The comparative analysis has successfully identified 48 *de novo* mutations (variants present in treated samples but absent from the Control). These "prime suspects" tell a clear biological story of adaptation:

**1. Daptomycin (DAP) Resistance Pathway (Membrane Adaptation):**
The DAP-treated samples (`DAP_P20`, `DAP_Final`) show a cluster of significant `missense` mutations in genes critical for cell membrane homeostasis:
* **`mprF`**: A well-known DAP resistance gene that alters membrane charge.
* **`agrA`**: The master regulator of virulence, linked to membrane properties.
* **`pgsA`** & **`cls`**: Key enzymes in membrane lipid biosynthesis.

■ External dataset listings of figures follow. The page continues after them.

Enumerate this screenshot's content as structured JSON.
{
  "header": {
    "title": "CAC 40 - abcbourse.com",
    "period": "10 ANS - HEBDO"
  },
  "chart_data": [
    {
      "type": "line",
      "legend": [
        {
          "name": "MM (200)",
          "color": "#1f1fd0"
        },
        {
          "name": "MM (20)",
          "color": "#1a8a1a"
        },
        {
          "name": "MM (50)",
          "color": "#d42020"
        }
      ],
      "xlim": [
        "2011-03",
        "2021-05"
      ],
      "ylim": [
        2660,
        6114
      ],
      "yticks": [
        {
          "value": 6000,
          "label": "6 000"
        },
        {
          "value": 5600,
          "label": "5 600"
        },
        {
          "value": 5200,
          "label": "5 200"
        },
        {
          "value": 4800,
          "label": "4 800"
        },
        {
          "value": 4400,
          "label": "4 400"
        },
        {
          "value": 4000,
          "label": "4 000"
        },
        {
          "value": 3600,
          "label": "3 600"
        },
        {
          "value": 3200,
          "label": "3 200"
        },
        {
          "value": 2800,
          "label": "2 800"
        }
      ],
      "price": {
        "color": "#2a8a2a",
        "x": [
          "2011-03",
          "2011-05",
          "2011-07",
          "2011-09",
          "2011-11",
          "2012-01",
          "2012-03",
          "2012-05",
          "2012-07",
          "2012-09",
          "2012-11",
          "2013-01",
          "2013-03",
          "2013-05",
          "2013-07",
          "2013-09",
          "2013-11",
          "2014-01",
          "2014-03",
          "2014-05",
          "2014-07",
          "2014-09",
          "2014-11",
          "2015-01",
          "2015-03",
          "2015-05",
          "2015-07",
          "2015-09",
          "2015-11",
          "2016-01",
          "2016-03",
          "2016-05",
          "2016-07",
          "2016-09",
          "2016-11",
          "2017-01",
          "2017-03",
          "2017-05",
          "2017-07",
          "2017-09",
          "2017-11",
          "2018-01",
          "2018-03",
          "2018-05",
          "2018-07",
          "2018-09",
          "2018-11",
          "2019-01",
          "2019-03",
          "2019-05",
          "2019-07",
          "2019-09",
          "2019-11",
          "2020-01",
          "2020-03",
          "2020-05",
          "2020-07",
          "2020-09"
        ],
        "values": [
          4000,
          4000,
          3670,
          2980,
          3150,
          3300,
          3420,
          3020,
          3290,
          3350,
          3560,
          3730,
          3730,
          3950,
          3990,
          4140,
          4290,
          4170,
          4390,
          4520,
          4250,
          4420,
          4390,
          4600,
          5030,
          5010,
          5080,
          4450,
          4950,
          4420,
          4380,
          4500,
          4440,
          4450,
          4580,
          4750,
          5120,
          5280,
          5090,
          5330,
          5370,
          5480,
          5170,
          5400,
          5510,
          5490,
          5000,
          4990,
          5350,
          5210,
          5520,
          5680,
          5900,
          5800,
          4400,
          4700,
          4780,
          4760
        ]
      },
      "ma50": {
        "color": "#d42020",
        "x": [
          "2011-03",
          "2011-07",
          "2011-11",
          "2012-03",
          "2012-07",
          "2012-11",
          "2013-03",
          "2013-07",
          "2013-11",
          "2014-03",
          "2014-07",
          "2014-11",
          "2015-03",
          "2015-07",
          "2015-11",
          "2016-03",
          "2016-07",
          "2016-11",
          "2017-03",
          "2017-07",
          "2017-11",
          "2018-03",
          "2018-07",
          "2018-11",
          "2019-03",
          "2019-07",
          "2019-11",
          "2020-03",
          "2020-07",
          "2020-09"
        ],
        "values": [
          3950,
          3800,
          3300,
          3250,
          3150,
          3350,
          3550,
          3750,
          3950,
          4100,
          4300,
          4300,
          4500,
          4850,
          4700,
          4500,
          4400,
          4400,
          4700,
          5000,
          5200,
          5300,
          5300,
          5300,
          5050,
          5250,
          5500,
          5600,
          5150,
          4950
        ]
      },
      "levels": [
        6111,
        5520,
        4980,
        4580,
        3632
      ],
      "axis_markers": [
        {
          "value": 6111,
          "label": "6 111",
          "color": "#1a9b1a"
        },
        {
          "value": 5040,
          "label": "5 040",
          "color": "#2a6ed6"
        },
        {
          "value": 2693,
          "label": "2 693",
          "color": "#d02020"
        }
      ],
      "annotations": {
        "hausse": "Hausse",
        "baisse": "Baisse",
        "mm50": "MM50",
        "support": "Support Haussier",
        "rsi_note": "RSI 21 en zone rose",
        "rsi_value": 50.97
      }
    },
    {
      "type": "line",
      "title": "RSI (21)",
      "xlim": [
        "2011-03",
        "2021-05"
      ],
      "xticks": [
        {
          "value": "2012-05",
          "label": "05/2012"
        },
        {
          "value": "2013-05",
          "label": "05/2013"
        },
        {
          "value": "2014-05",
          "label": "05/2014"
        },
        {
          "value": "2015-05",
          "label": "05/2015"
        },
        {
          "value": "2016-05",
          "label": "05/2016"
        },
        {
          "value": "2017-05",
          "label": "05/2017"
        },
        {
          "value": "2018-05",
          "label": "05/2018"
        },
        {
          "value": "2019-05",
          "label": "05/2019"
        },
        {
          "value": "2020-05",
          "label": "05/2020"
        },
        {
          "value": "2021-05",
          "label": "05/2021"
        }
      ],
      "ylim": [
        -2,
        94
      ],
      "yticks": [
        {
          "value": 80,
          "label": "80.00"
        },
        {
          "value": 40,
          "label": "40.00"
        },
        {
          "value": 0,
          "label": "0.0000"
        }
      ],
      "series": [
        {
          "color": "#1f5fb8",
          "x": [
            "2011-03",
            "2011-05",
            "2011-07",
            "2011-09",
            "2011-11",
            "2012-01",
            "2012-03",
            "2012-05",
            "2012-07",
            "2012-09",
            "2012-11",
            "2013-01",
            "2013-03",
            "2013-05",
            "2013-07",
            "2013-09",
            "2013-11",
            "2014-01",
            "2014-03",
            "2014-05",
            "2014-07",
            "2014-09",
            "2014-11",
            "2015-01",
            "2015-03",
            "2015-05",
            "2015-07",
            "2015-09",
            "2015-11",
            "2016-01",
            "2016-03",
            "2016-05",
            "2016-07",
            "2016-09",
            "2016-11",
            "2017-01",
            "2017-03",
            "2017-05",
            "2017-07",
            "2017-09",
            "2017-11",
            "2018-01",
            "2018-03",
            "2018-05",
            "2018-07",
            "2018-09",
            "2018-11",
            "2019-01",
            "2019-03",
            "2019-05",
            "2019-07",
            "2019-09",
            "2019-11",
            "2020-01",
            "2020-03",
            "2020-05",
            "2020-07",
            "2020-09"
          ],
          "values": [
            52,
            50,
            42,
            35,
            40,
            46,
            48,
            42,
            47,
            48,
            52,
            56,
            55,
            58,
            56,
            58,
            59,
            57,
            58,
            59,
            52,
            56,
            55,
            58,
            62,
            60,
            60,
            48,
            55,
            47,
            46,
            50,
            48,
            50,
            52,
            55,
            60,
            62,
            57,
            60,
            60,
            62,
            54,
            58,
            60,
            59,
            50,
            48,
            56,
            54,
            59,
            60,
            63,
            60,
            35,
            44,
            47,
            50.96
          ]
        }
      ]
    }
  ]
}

**2. Vancomycin (VAN) Resistance Pathway (Cell Wall Stress Response):**
The VAN-treated samples show `missense` mutations in two-component sensor systems:
* **`vraG`** & **`vraT`**: Components of the `Vra` system that senses cell wall damage.
* **`srrA`**: Another stress-response regulator.
This suggests the VAN samples adapted by permanently activating their cell wall defense pathways.

**3. The "Hypermutator" Engine (`mutL`):**
Perhaps the most significant finding is the emergence of **high-impact `frameshift` mutations** in the DNA mismatch-repair gene **`mutL`** in the DAP lineage. This "knock-out" mutation likely created a "hypermutator" state, accelerating the rate of mutation and allowing genes like `mprF` to acquire resistance-conferring mutations rapidly.

**Conclusion:**
The project has successfully built a pipeline to identify and interpret these key evolutionary pathways to antibiotic resistance.